Он встал из-за стола и взял кольцо с поддельным бриллиантом.
— Я заплатил за него четыре тысячи лир. И сохраню его как сувенир. Возможно, оно станет для меня нравственным уроком…
Министр положил кольцо в карман и взглянул на Паоло:
— Вы должны знать массу любопытных секретов, мой друг.
— К счастью, скрытность в моем бизнесе — не роскошь, а необходимость.
— Да, да, я понимаю, о чем вы говорите. Если бы вы не были скрытным, Рим мог бы стать для вас весьма опасным местом…
— Это угроза?
— Нет, просто жизненное наблюдение. Так ваша дочь… — он положил руку на плечо Паоло, чтобы проводить того до двери, — … в близких отношениях с Фаусто Спада? Если она выйдет за него замуж, вам будет чем гордиться, а?
— Это будет интересное сочетание — сын княгини Сильвии женится, как вы сказали, на кайк.
Министр пожал плечами:
— Прошу прощения. Вы можете не поверить мне, но на самом деле я не антисемит.
— Господин министр, могу ли я смиренно напомнить вам, что так говорят все — до тех пор, пока они не называют нас «кайк». До свидания.
Он в легком поклоне склонился и вышел из кабинета. Министр внутренних дел закрыл дверь и вернулся к столу. Потом достал из кармана поддельный бриллиант и взглянул на него.
— Дерьмо! — пробормотал он и швырнул его в мусорную корзину, затем снова принялся за работу.
Фаусто сидел у окна, по которому стекали струи дождя, в купе поезда, отправляющегося на север в Милан, и думал о любви, о войне и о своем будущем. После месячного отпуска он чувствовал себя отдохнувшим и поправившимся; только что он получил приказ явиться к своему командиру, который после массового отступления итальянской армии к реке Пьяве оказался в Милане. Нельзя сказать, что Фаусто горел желанием вернуться в строй после того огромного разочарования, которое он испытал в Капоретто.
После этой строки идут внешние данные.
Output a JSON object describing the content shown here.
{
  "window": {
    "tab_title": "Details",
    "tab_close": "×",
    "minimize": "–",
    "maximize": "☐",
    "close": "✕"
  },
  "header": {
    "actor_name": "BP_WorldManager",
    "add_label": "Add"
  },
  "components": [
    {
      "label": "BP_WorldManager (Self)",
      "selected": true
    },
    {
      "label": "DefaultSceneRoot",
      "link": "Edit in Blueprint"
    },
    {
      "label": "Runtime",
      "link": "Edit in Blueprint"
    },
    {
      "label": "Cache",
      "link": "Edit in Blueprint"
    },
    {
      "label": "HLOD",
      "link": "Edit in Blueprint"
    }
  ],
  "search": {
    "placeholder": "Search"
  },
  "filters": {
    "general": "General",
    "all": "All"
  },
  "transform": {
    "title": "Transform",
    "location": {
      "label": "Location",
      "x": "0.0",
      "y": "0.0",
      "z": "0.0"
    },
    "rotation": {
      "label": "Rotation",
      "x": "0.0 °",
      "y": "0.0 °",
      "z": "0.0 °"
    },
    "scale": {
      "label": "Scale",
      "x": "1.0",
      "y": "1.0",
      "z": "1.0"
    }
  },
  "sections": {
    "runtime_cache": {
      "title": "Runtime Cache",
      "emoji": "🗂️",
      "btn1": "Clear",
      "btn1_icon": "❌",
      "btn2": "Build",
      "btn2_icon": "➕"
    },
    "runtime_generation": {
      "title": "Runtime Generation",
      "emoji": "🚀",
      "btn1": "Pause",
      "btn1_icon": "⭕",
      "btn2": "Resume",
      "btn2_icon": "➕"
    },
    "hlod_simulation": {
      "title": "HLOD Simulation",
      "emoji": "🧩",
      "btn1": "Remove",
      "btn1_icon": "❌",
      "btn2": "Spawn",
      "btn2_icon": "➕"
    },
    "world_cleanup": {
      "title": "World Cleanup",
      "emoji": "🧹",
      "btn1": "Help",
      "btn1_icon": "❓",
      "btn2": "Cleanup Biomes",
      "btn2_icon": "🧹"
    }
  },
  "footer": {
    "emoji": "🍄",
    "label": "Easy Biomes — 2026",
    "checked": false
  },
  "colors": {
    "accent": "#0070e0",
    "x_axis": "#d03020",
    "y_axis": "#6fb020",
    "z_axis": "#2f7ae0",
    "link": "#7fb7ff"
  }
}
Но приказ есть приказ.
Фаусто думал о Нанде Монтекатини.
Он уже почти решился сделать ей предложение. Будучи сыном княгини Сильвии и сонаследником вместе с Тони большого состояния, он понимал, что, если дело дойдет до женитьбы, он сможет сделать прекрасный выбор. Конечно, с точки зрения положения в обществе, у него было больше перспектив, чем у Нанды. Но эта прелестная еврейка возбуждала его в сексуальном плане так, как это не удавалось ни одной из бесцветных римских дебютанток. После своего сокрушительного провала в такси, который, по его собственному признанию, был глупейшей ошибкой, он вел себя с ней гораздо сдержаннее. Когда он целовал и ласкал ее, то уловил в ней пробуждающуюся чувственность, возбуждавшую его. Едва ли это было восторженной романтической любовью, но Фаусто вообще не интересовала любовь, ему вполне хватало одного секса. По всем другим статьям Нанда казалась ему вполне подходящей кандидатурой на роль жены и матери. Он был антисемитом не больше и не меньше, чем его сверстники. Да, Папа изобрел гетто в XIV веке, и антисемитизм в Италии существовал. Это подтверждал случай с министром внутренних дел, который, возможно, и не пытался бы обмануть Паоло, не будь тот евреем. Но в Италии не было злобной ненависти к евреям, имевшей место в Австрии, Франции и Германии. Евреи были «другими», но они были приняты как часть общества.